New York school bans 'Jingle Bells' after allegations that it is culturally insensitive

"This is not a political situation, it was a simple, thoughtful curricular decision,” said school superintendent Kevin McGowan.

Roberto Wakerell-Cruz Montreal QC

A Brighton, New York school will be banning holiday classic "Jingle Bells" from being taught at its elementary music curriculum, after allegations that the song is culturally insensitive.

The song, they say, may be offensive due to the fact that it was performed at Minstrel shows over 150 years ago. School superintendent Kevin McGowan also wrote in a statement that "a song so closely related to a religious holiday that is not celebrated by everyone in our community was not likely a song that we would have wanted as part of the school curriculum in the first place."

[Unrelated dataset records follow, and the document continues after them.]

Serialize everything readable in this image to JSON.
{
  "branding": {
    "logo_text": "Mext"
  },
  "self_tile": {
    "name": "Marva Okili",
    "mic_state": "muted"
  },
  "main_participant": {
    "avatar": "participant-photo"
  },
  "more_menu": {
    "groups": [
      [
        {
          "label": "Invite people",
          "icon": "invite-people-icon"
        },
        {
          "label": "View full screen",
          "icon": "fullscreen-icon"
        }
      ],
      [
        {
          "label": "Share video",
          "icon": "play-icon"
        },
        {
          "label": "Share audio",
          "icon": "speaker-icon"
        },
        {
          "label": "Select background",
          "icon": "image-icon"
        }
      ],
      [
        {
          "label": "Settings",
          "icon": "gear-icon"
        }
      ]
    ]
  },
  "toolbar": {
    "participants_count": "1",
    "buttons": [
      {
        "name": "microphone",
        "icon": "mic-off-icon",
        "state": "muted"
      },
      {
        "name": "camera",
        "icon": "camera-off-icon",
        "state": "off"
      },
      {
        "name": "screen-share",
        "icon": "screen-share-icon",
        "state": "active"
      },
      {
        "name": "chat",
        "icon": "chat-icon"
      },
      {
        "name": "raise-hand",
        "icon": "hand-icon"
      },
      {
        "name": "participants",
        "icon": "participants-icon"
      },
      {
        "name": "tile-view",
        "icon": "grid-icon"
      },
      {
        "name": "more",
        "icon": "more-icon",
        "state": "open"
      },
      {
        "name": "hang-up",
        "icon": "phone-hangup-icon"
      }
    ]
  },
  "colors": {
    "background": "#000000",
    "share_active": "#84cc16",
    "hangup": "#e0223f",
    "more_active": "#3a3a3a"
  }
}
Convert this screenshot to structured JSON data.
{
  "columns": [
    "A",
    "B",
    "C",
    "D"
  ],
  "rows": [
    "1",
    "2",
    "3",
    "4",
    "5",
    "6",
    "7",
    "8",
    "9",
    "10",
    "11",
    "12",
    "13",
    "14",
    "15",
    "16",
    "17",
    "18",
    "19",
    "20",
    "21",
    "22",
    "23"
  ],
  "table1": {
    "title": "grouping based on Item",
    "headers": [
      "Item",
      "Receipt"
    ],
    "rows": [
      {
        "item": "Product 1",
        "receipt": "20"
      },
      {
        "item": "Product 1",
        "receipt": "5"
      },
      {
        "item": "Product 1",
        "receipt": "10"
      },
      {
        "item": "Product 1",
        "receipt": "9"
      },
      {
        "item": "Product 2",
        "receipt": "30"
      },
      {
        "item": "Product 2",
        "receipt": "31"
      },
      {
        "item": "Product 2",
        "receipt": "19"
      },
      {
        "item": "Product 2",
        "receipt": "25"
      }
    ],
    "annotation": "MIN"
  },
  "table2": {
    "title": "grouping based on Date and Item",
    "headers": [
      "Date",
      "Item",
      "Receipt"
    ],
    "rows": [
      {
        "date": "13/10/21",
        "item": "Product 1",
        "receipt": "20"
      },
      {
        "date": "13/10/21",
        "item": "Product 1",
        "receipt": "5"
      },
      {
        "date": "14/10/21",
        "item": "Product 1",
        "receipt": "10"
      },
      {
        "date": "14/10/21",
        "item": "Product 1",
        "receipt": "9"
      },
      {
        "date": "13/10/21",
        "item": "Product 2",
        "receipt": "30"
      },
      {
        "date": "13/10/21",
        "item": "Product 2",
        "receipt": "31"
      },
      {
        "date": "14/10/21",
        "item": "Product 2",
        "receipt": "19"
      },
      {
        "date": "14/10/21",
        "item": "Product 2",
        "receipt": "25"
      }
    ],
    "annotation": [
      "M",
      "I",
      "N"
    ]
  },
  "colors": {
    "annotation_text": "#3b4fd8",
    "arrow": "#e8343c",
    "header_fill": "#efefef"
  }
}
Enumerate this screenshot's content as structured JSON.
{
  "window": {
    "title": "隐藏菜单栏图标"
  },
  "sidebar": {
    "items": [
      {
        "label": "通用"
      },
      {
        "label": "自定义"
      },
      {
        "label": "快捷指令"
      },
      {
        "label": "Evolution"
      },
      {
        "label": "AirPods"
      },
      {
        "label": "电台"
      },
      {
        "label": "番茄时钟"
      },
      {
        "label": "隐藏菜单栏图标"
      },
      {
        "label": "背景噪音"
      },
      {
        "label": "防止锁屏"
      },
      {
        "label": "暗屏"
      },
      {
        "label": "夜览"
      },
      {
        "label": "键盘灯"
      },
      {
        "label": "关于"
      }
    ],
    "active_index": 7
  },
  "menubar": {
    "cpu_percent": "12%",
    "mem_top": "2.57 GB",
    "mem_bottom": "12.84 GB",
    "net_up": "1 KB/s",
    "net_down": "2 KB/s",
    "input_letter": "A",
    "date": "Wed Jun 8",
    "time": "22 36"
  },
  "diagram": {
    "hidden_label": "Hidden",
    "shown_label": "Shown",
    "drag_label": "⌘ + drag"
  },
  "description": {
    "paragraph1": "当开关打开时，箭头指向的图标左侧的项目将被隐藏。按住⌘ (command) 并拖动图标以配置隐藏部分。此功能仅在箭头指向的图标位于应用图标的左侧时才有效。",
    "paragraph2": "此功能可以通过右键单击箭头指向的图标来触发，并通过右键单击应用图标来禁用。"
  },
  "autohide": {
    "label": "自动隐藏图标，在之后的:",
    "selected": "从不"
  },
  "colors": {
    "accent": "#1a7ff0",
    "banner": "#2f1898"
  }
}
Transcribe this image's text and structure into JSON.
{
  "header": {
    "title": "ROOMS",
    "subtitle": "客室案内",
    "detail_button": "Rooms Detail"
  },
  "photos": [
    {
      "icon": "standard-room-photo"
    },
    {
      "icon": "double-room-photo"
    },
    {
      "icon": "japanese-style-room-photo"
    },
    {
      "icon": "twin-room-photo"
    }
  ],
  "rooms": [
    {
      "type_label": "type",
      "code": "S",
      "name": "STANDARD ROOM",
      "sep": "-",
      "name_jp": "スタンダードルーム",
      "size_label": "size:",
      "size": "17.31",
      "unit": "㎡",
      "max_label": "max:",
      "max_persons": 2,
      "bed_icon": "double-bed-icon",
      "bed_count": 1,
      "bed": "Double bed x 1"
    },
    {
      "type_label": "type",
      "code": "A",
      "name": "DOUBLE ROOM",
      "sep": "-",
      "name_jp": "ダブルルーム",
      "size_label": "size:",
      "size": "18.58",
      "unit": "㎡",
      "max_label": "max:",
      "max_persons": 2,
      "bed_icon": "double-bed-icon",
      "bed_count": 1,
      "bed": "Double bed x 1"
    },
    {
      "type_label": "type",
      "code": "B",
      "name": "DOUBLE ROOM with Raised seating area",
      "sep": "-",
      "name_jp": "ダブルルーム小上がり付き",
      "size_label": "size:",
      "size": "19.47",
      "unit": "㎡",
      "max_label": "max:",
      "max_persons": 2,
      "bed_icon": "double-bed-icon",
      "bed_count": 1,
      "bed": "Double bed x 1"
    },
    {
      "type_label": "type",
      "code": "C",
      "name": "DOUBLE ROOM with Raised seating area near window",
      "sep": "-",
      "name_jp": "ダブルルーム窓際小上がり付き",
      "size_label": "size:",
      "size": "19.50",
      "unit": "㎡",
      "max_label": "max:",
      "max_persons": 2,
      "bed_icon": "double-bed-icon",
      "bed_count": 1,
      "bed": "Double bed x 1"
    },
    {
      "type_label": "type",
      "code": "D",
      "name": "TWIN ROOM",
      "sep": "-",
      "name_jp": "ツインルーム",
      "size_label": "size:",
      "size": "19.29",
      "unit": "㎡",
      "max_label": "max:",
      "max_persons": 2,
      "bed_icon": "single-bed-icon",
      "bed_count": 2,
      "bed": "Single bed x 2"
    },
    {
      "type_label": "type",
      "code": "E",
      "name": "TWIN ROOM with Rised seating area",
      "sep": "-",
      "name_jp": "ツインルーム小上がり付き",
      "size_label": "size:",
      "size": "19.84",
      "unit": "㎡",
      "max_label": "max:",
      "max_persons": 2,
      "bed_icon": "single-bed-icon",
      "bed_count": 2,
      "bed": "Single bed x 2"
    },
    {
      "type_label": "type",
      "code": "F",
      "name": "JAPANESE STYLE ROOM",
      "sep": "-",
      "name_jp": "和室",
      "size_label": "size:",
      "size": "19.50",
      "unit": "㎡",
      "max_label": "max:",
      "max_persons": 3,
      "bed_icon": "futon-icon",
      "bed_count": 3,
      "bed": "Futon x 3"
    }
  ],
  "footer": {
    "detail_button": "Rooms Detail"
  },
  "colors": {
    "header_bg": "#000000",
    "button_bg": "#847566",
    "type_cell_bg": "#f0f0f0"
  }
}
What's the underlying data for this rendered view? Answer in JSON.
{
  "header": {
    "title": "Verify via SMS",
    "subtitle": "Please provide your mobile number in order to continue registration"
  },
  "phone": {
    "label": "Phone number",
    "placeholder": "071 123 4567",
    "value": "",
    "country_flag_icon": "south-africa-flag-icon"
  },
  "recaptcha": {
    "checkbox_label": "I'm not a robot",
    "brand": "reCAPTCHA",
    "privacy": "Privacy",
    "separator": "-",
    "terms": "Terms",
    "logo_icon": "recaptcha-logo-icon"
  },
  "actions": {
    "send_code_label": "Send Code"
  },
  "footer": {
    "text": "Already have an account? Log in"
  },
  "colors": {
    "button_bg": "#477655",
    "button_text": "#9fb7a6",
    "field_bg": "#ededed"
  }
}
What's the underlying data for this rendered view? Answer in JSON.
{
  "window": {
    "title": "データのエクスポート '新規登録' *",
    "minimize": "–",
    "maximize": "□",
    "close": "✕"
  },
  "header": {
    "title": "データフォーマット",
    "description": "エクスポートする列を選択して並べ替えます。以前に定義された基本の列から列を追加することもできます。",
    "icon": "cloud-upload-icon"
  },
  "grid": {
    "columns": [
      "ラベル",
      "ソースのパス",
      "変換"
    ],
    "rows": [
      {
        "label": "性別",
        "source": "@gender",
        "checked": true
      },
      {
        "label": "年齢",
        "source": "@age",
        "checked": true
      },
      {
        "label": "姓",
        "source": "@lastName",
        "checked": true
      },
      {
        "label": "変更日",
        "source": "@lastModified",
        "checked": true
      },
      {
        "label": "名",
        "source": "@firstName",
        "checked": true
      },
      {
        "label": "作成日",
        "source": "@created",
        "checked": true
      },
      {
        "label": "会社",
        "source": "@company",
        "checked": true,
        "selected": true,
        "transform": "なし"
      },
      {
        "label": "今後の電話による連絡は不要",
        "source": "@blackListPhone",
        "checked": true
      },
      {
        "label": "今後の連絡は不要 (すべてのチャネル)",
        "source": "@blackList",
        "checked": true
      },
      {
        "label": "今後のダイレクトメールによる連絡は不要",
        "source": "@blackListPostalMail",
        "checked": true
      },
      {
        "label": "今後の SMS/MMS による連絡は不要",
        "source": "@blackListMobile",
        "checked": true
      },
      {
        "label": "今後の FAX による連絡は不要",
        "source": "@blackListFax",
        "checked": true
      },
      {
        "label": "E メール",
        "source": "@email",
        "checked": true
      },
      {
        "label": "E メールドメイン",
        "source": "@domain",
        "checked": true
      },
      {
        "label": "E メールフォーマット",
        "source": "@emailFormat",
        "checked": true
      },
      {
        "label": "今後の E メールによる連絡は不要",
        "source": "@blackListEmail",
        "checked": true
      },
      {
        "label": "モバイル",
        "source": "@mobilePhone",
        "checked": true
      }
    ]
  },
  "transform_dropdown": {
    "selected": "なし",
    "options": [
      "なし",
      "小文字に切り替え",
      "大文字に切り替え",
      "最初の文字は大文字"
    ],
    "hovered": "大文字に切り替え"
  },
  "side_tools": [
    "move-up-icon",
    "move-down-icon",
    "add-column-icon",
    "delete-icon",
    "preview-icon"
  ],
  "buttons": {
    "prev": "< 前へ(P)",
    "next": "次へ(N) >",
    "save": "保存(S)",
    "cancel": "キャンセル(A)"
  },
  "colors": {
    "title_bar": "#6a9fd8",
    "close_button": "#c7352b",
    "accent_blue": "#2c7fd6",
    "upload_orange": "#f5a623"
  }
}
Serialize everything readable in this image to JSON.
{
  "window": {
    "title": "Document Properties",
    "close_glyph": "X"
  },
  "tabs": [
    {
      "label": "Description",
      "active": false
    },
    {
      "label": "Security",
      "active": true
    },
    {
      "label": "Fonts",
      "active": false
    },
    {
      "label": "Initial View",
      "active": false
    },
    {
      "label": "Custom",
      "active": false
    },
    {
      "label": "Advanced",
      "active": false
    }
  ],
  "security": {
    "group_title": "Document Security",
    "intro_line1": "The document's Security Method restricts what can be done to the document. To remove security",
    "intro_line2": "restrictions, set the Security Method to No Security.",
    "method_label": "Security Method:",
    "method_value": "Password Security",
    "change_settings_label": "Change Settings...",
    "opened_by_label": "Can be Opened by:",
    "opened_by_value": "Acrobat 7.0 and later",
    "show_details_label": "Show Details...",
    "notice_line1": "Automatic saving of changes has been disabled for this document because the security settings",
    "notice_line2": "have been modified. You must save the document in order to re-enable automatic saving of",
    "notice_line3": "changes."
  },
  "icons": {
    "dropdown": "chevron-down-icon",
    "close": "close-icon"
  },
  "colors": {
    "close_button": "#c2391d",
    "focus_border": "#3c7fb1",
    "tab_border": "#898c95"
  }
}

A letter by McGowan states that the move was a "thoughtful shift made by thoughtful staff members who thought they could accomplish their instructional objective using different material."

"This wasn't 'liberalism gone amok' or 'cancel culture at its finest' as some have suggested," he wrote, according to the Democrat & Chronicle.

"Nobody has said you shouldn’t sing 'Jingle Bells' or ever in any way suggested that to your children. I can assure you that this situation is not an attempt to push an agenda."

"This is not a political situation, it was a simple, thoughtful curricular decision," he said.

The song, which is among the best-known in the world, was written in the 19th century by New England-born confederate soldier and composer James Lord Pierpont.

The song was first performed on September 15, 1857, at Ordway Hall in Boston by the blackface minstrel performer Johnny Pell.